To make informed decisions and improve business outcomes in a world that generates an overwhelming amount of data, organizations need methods and tools to analyze this data to help deliver actionable insights. In other words, you need to use data to make strategic and effective business decisions. Business intelligence (BI) is an extension and formalization of that behavior.
The terms business intelligence and data analytics are often used interchangeably. And while they share some similarities, the two are vastly different in terms of scope, functionality, and utility.
Scope of Work
A clear distinction can be made between BI and data analytics. In general, BI is the use of software to access and analyze data and present detailed, easy-to-understand results about the current state of your business in reports, charts, graphs and so on.
Data analytics, on the other hand, refers to the process of analyzing raw data and transforming it into a format from which conclusions can be drawn.
BI involves extracting operational insights for a business by identifying the “what” (i.e., delivering straightforward reports about the business operations). Data analytics has a wider scope and is used not just in a business context. It involves finding the correlation between multiple variables to determine the “why” behind certain results. In fact, data analytics (and associated software) can be a key component OF business intelligence (and associated software).
For example, business intelligence can show that the organization lost X% of customers within a certain period of time. On the other hand, data analytics can look for the reason behind why those customers left.
Operational vs. Innovative Functionality
Business intelligence and data analytics are functionally different as well. Due to the type of information it provides, BI is mainly used to support the operational aspects of a business. It can enrich decision-making so you can manage and grow your business more efficiently.
Functionally speaking, data analytics involves scrubbing and transforming data to uncover insights and trends that allow organizations to innovate and, ultimately, succeed.
For example, BI may reveal that an organization needs to focus more resources on lead nurturing. Meanwhile, data analytics can dive deep into which leads should be prioritized based on their past behavior and intent data.
Descriptive vs. Prescriptive Analytics
While both business intelligence and data analytics involve some type of analytics, BI is more about descriptive analytics. It involves turning the B2B data into something that businesses can visualize and interpret, providing intelligence into what has happened and how the organization has performed.
On the other hand, data analytics is more concerned with prescriptive analytics and providing suggestions on the actions that an organization should take. In that way, it is also more predictive in nature, although BI also has some elements of predictive insights. Data analytics is used to uncover trends and patterns that could occur in the future and provide businesses with a way to shape their strategies to prepare for those future events.
For example, a BI tool may conclude that an organization made X-number of sales during a particular quarter and that there is a Y% increase year-over-year. However, data analytics may be able to tell that the organization should prepare for Z% of growth in sales during the next quarter and therefore plan their procurement and fulfillment strategies accordingly.
Type of Data
Although both business intelligence and data analytics help to extract meaningful insights from data, there are variations in the types of data used. BI relies heavily on structured data that is more tabular and specifically curated for analysis. It leverages sources such as Excel spreadsheets, network and web server logs, and SQL databases.
Data analytics goes beyond tabular data and can leverage even instant messages and audio or video files for analysis. As a result, unstructured data sources like social media, communication channels, websites, and customer-generated content are commonly used to perform data analytics.
BI vs. Data Analytics: Which Is More Useful?
With business intelligence and data analytics having different scopes and applications, organizations may want to figure out which one can better address their data management needs. However, the question should not be which is more useful but rather how can they be used together for more practical business outcomes?
Organizations need data intelligence combining both data analytics and business intelligence to uncover opportunities for success. This would involve using big data and artificial intelligence together to extract valuable insights about how they have performed in the past, how consumers are currently behaving, and how this should shape their future strategies.
For example, an organization may use business intelligence to find that sales leads for a certain product have spiked significantly over the past couple of months. This would inform them of the need to allocate more sales representatives to promptly follow up with those leads to increase conversions.
Meanwhile, data analytics will look at the traffic on their website and analyze visitor demographics to identify where those new sales leads are coming from.
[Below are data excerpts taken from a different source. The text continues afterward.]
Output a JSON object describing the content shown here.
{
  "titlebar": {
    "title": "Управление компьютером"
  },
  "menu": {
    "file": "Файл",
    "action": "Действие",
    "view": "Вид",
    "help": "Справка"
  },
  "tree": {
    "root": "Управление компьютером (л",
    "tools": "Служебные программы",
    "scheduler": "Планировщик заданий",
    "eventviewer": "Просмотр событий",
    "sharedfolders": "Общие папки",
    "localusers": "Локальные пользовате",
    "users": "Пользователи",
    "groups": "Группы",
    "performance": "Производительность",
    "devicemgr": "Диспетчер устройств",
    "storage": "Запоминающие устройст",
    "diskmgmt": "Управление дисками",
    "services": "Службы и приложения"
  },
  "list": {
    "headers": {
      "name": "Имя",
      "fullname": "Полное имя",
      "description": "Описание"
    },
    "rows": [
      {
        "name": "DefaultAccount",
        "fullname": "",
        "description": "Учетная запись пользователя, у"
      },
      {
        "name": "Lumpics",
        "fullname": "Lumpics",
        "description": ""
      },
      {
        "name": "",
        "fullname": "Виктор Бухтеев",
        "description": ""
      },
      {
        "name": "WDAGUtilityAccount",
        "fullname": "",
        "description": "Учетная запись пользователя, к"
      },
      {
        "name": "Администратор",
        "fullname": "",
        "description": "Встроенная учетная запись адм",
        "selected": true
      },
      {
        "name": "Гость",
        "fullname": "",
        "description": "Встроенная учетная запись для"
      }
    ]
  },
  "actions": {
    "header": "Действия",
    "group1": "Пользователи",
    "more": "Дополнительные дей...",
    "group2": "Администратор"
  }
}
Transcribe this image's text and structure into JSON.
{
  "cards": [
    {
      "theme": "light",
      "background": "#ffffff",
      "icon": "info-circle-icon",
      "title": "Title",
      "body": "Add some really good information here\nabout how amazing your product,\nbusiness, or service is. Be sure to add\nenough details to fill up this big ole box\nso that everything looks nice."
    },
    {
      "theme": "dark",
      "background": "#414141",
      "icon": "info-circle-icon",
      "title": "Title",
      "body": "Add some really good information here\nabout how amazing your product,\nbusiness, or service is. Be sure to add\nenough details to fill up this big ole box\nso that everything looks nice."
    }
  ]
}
As such, the organization might find that a majority of those sales leads came from a review site that spoke positively about their product. This might tell them that they need to incorporate more third-party publications and review sites in their marketing strategy.
Data Intelligence for Enhanced Lead Generation
With the right technology solutions, data intelligence can help organizations to optimize various aspects of their sales and marketing strategies. The B2B data solutions from DemandScience allow businesses to incorporate predictive analytics into intent-based lead generation for optimized targeting.
This involves leveraging multi-source intent data such as social media behavioral signals, survey responses, and site visit history to make highly accurate predictions about purchase intent. As a result, organizations can identify high-quality in-market leads that they need to prioritize in their lead generation and follow-up efforts.
Contact us to learn more about our data intelligence solutions.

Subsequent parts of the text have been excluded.